After detected outliers are eliminated, WA_MINQUE and LS_MINQUE are employed to estimate noise components for the 27 stations, the results are presented in Figs. 8 and 9. The noise amplitude estimates of σw and σf in Figs. 8 and 9 clearly show that the noise component of Up coordinate is much larger than those of horizontal coordinates, and the flicker noise is larger than white noise. Therefore, as confirmed by Amiri-Simkooei et al. (2007), flicker noise is dominant in the GNSS position time series. Also, both the white and flicker noise derived by WA_MINQUE are all smaller than those by LS_MINQUE.

Fig. 8
figure 8

Estimates of σw for 27 stations by two algorithms

Fig. 9
figure 9

Estimates of σf for 27 stations by two algorithms

4 Conclusions and Remarks

The traditional LS_IQR for outlier detection and LS_MINQUE for noise component estimation are all based on the harmonic functional model, which cannot well describe the time-variable seasonal signals of GNSS position time series. Consequently, the residuals derived by traditional LS estimation still contain partial signal, which will definitely affect the performance of outlier detection and lead to an imprecise estimate of the noise component.

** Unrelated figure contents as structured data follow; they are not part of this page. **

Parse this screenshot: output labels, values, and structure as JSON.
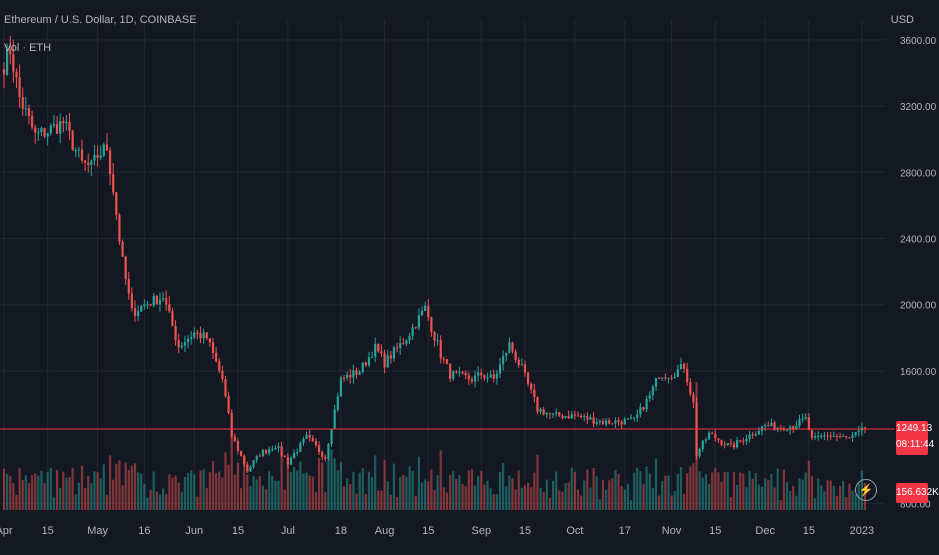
{
  "header": {
    "symbol_title": "Ethereum / U.S. Dollar, 1D, COINBASE",
    "volume_label": "Vol · ETH",
    "currency": "USD"
  },
  "price_tag": {
    "price": "1249.13",
    "countdown": "08:11:44"
  },
  "volume_tag": "156.632K",
  "icons": {
    "alert": "lightning-icon"
  },
  "colors": {
    "background": "#141823",
    "up": "#26a69a",
    "down": "#ef5350",
    "grid": "#232734",
    "last_price_line": "#f23645"
  },
  "chart_data": {
    "type": "candlestick",
    "y_unit": "USD",
    "ylim": [
      760,
      3720
    ],
    "y_ticks": [
      {
        "value": 3600,
        "label": "3600.00"
      },
      {
        "value": 3200,
        "label": "3200.00"
      },
      {
        "value": 2800,
        "label": "2800.00"
      },
      {
        "value": 2400,
        "label": "2400.00"
      },
      {
        "value": 2000,
        "label": "2000.00"
      },
      {
        "value": 1600,
        "label": "1600.00"
      },
      {
        "value": 800,
        "label": "800.00"
      }
    ],
    "x_range": [
      "2022-04-01",
      "2023-01-02"
    ],
    "x_ticks": [
      {
        "date": "2022-04-01",
        "label": "Apr"
      },
      {
        "date": "2022-04-15",
        "label": "15"
      },
      {
        "date": "2022-05-01",
        "label": "May"
      },
      {
        "date": "2022-05-16",
        "label": "16"
      },
      {
        "date": "2022-06-01",
        "label": "Jun"
      },
      {
        "date": "2022-06-15",
        "label": "15"
      },
      {
        "date": "2022-07-01",
        "label": "Jul"
      },
      {
        "date": "2022-07-18",
        "label": "18"
      },
      {
        "date": "2022-08-01",
        "label": "Aug"
      },
      {
        "date": "2022-08-15",
        "label": "15"
      },
      {
        "date": "2022-09-01",
        "label": "Sep"
      },
      {
        "date": "2022-09-15",
        "label": "15"
      },
      {
        "date": "2022-10-01",
        "label": "Oct"
      },
      {
        "date": "2022-10-17",
        "label": "17"
      },
      {
        "date": "2022-11-01",
        "label": "Nov"
      },
      {
        "date": "2022-11-15",
        "label": "15"
      },
      {
        "date": "2022-12-01",
        "label": "Dec"
      },
      {
        "date": "2022-12-15",
        "label": "15"
      },
      {
        "date": "2023-01-01",
        "label": "2023"
      }
    ],
    "last_price": 1249.13,
    "close_anchors": [
      [
        "2022-04-01",
        3450
      ],
      [
        "2022-04-03",
        3540
      ],
      [
        "2022-04-06",
        3250
      ],
      [
        "2022-04-11",
        3020
      ],
      [
        "2022-04-15",
        3050
      ],
      [
        "2022-04-20",
        3100
      ],
      [
        "2022-04-26",
        2850
      ],
      [
        "2022-04-29",
        2830
      ],
      [
        "2022-05-01",
        2900
      ],
      [
        "2022-05-04",
        2950
      ],
      [
        "2022-05-06",
        2700
      ],
      [
        "2022-05-09",
        2250
      ],
      [
        "2022-05-12",
        1950
      ],
      [
        "2022-05-16",
        2000
      ],
      [
        "2022-05-22",
        2050
      ],
      [
        "2022-05-27",
        1750
      ],
      [
        "2022-06-01",
        1830
      ],
      [
        "2022-06-05",
        1800
      ],
      [
        "2022-06-10",
        1550
      ],
      [
        "2022-06-13",
        1210
      ],
      [
        "2022-06-18",
        1000
      ],
      [
        "2022-06-22",
        1100
      ],
      [
        "2022-06-27",
        1150
      ],
      [
        "2022-07-01",
        1050
      ],
      [
        "2022-07-07",
        1200
      ],
      [
        "2022-07-13",
        1080
      ],
      [
        "2022-07-18",
        1550
      ],
      [
        "2022-07-24",
        1600
      ],
      [
        "2022-07-29",
        1740
      ],
      [
        "2022-08-01",
        1650
      ],
      [
        "2022-08-08",
        1800
      ],
      [
        "2022-08-14",
        1980
      ],
      [
        "2022-08-19",
        1700
      ],
      [
        "2022-08-22",
        1580
      ],
      [
        "2022-08-29",
        1550
      ],
      [
        "2022-09-01",
        1580
      ],
      [
        "2022-09-05",
        1550
      ],
      [
        "2022-09-10",
        1760
      ],
      [
        "2022-09-14",
        1610
      ],
      [
        "2022-09-19",
        1370
      ],
      [
        "2022-09-24",
        1330
      ],
      [
        "2022-10-01",
        1330
      ],
      [
        "2022-10-10",
        1290
      ],
      [
        "2022-10-20",
        1300
      ],
      [
        "2022-10-25",
        1450
      ],
      [
        "2022-10-28",
        1580
      ],
      [
        "2022-11-01",
        1580
      ],
      [
        "2022-11-05",
        1630
      ],
      [
        "2022-11-08",
        1400
      ],
      [
        "2022-11-09",
        1100
      ],
      [
        "2022-11-13",
        1220
      ],
      [
        "2022-11-20",
        1140
      ],
      [
        "2022-11-24",
        1190
      ],
      [
        "2022-12-01",
        1270
      ],
      [
        "2022-12-05",
        1260
      ],
      [
        "2022-12-10",
        1270
      ],
      [
        "2022-12-14",
        1310
      ],
      [
        "2022-12-16",
        1180
      ],
      [
        "2022-12-21",
        1215
      ],
      [
        "2022-12-28",
        1190
      ],
      [
        "2023-01-02",
        1249
      ]
    ],
    "volume_note": "daily volume bars, colored by candle direction"
  }
}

This paper develops a wavelet-based algorithm of outlier detection and noise component estimation, namely WA_IQR and WA_MINQUE. The basic idea of our new algorithm is to separate the signal and noise of the GNSS position time series by wavelet analysis firstly, then detect outliers in residual time series using IQR statistic and then estimate noise components of the residual time series after outliers eliminated. The new algorithm is verified by the real data of CMONOC and the results show that WA_IQR is more effective than LS_IQR to detect outliers and WA_MINQUE can obtain the more reasonable noise component estimates than LS_MINQUE. The noise components estimated by WA_MINQUE approach are all smaller than those by the traditional LS_MINQUE approach for all 27 CMONOC stations.